2. Brushless motor: These can be more precisely controlled than DC motors, operating like fast stepper motors. They can be capable of ranges of very low to very high speeds, and high torque but require Electronic Speed Controllers (ESCs). They run quieter and are popular in drones and hoverboards. They may require a gearbox to reduce speed depending on the motors magnet arrangement.

IMPORTANT NOTE

All but servo motors require hardware for a controller such as the Raspberry Pi to drive them. This hardware allows the Pi to control power-hungry devices without destroying them. Never connect DC motors, stepper motors, or solenoids directly to a Raspberry Pi!

Let's look at some other types of actuators next.
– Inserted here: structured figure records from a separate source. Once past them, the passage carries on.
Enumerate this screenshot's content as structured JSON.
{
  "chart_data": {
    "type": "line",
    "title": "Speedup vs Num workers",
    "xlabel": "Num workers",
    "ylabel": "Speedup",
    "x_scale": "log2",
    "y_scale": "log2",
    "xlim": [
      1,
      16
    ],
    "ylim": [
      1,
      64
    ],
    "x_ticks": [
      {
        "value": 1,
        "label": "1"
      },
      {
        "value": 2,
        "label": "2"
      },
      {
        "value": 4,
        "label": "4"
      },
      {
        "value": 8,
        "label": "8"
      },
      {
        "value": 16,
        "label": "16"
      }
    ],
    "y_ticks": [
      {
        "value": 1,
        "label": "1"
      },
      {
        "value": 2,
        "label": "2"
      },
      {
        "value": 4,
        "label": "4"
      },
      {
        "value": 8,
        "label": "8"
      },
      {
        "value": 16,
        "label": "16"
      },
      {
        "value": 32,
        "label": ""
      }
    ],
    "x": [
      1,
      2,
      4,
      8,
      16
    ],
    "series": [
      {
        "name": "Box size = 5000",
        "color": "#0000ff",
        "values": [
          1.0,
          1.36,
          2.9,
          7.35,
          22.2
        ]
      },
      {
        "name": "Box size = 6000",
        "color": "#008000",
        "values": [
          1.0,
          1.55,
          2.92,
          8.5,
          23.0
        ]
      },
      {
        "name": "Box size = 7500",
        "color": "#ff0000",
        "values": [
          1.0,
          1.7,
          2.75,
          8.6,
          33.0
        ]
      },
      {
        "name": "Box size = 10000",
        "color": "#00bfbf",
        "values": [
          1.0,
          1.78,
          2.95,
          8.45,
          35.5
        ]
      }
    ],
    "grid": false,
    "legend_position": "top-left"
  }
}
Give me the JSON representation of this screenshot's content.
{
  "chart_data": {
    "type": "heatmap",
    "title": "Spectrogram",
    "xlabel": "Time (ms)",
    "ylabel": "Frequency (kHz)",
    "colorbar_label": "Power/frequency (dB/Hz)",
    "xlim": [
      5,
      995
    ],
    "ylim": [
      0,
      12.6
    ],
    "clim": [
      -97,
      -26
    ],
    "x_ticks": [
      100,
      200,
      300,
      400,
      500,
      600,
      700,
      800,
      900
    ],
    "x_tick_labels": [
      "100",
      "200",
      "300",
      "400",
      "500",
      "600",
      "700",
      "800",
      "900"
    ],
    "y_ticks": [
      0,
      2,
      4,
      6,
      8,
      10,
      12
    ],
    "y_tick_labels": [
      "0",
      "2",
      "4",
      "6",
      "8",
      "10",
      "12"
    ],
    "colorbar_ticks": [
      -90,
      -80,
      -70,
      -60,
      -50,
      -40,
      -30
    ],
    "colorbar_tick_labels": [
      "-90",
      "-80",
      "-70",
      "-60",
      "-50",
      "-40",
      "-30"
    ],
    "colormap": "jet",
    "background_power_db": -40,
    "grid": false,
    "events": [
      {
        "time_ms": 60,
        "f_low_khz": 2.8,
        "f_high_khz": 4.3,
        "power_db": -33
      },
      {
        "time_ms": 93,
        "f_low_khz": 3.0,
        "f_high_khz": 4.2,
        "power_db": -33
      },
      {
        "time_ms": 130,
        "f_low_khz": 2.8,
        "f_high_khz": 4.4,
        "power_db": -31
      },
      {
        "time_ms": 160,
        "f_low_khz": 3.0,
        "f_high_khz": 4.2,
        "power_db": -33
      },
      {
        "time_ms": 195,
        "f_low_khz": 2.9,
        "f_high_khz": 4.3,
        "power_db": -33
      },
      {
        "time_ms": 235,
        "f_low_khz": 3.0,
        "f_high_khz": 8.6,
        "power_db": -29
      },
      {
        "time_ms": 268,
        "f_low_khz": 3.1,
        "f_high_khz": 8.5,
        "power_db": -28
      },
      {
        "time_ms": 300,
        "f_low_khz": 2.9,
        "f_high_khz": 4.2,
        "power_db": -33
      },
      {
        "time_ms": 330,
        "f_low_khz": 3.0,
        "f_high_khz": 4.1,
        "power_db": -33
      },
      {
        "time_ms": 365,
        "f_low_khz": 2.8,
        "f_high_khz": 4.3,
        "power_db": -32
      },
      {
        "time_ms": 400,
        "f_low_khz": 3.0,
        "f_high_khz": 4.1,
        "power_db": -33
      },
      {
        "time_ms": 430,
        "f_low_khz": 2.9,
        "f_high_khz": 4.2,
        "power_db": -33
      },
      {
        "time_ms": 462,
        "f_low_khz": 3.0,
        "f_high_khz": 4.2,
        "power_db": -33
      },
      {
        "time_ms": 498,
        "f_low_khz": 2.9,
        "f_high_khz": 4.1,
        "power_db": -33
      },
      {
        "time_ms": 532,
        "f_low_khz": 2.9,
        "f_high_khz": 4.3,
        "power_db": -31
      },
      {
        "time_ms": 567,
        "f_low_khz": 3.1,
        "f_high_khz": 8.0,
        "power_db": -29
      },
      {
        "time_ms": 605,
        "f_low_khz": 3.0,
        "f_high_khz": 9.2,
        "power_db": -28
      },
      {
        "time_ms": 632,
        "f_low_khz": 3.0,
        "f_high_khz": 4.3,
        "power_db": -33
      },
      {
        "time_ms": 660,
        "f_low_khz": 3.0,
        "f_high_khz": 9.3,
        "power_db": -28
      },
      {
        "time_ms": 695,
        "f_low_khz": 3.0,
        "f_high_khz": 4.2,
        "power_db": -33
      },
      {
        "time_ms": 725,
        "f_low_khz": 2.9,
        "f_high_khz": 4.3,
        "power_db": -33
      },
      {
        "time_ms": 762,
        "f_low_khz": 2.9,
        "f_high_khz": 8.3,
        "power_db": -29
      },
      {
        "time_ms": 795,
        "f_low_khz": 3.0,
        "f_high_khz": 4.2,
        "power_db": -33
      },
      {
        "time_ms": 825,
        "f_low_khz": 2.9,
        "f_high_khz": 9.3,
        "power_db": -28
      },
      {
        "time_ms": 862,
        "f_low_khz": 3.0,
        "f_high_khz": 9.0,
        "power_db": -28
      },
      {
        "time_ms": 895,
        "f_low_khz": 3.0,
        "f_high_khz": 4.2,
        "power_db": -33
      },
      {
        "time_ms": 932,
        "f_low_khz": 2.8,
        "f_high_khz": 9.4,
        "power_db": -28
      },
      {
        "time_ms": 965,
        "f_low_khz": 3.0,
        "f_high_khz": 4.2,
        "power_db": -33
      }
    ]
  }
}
Status indicators – displays, lights, and sounds

Another helpful output device is a display. A single LED (a small electronic light) can indicate the status of some part of the robot. An array of LEDs could show more information and add color. A graphical display can show some text or pictures, like those found on a mobile phone.Speakers and beepers can be used for a robot to communicate with humans by making sounds. The sound output from these can range from simple noises through to speech or playing music.Many robots don't have any displays and rely on a connected phone or laptop to display their status for them. We will use a phone to control and see the status of our robot throughout the book.

Types of sensors

One of the most important parts of a robot is sensors, for it to respond autonomously to its environment. Let’s see some of the robot sensor types:

Figure 1.18 shows a collection of sensor types used in robotics. They are similar to those that we will explore and use in this book. Let's examine them and their uses. We will add some of them to the robot and cover in more detail.Let's understand each sensor from Figure 1.18 in detail:

1. Optical interrupt sensor (Figure 1.18 A): These detect light(infrared or visible) passing through a gap between two posts, sensing when the beam is broken. When used with notched wheels, like the one pictured, they can detect rotation and speed by counting notches making them encoders. We will use encoders in Chapter 10, Programming Encoders with Python.
2. Ultrasonic distance sensor (Figure 1.18 B): The HC-SR04 is a distance/ranging sensor that uses sound pulses, similar to the way bats navigate. It is affected by the types of material an object is made from. It requires precise timing in the controller. We will be programming distance sensors in Chapter 8, Programming Distance Sensors with Python.
3. Inertial Measurement Unit (Figure 1.18 C): This sensor can detect the orientation of a robot, using gravity, magnetic and rotational forces. We will look at one of these in Chapter 12, IMU Programming with Python.
4. Solid-state LiDAR (Figure 1.18 D): This sensor (an LD-07) uses an infrared laser array to sense the distance of many points over a 90-degree range. These produce lists of distance points. The LD-07 is hard to get hold of, with most LiDAR (Light Detection and Ranging) sensors being large and expensive.
5. Raspberry Pi Camera module (Figure 1.18 E): This module lets a Raspberry Pi capture pictures and video sequences. We'll use it for visual processing in Chapter 13, Robot Vision – Using a Pi Camera and OpenCV. It can generate a lot of data quickly, which is one of the problems associated with robot vision. It is sensitive to lighting conditions.

There are many more sensors, including ones to detect positions of limbs, light, smoke, heat sources, and magnetic fields. These can be used to make more advanced robots and add more exciting behavior.